Nisa sudah berada di depan gerbang sejak sejam yang lalu dan Joe belum juga muncul dari balik pintu. Dengan jelas dia bisa mendengar puji-pujian dipanjatkan oleh jemaat dari dalam gedung. Dia terus menunggu tanpa sedikit pun kejenuhan. Dan sekali lagi ponsel kesayangannya menjadi teman setia yang selalu membantu melewati waktu sendirinya. Dia masih setia berdiri di gerbang dan sesekali menyandarkan diri pada tembok gerbang. Sepertinya penantiannya akan segera berakhir. Pintu utama gedung perlahan terbuka dan seseorang telah keluar dari sana. Hanya seorang dan dia bukan Joe. Nampak sedikit gurat kecewa pada air mukanya. Seseorang tadi lewat tepat di sampingnya, seorang lelaki yang usianya hampir mendekati paruh abad. Dia kira bapak tadi akan berlalu begitu saja, tapi ternyata dia menyadari kehadiran Nisa di depan gerbang.

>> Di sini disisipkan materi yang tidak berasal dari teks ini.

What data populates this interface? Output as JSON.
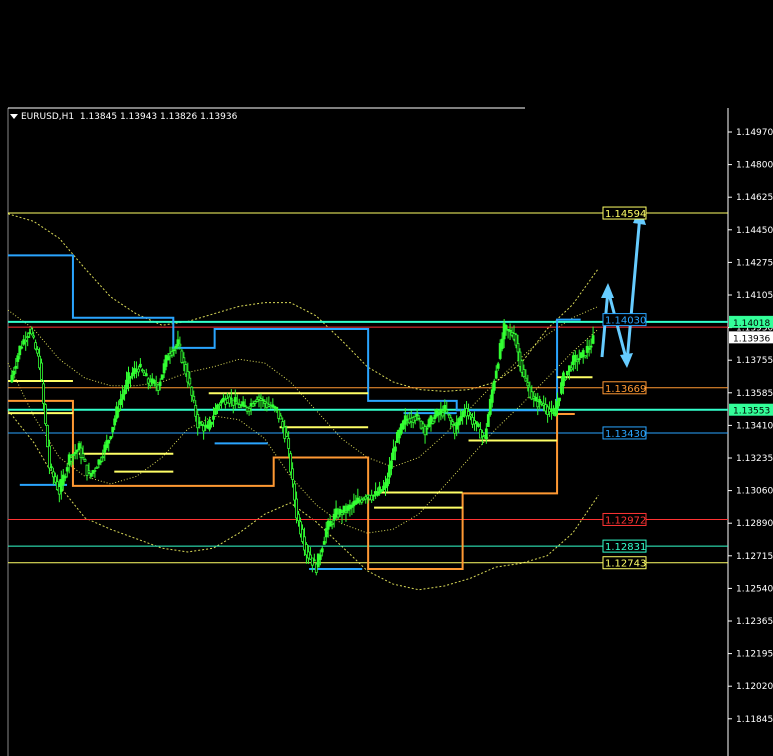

“Lho, ngapain di sini? Kok gak masuk nak?” bapak tadi bertanya ramah padanya.
“Nunggu teman pak, lagi ibadah di dalam.” Nisa menjawab ramah dan sebuah senyuman
untuk membalas keramahan yang dia terima.
“Bukan jemaat sini yah?”sang bapak kembali bertanya dan kembali dijawab dengan sebuah
senyum sebelum bapak tadi benar-benar pergi.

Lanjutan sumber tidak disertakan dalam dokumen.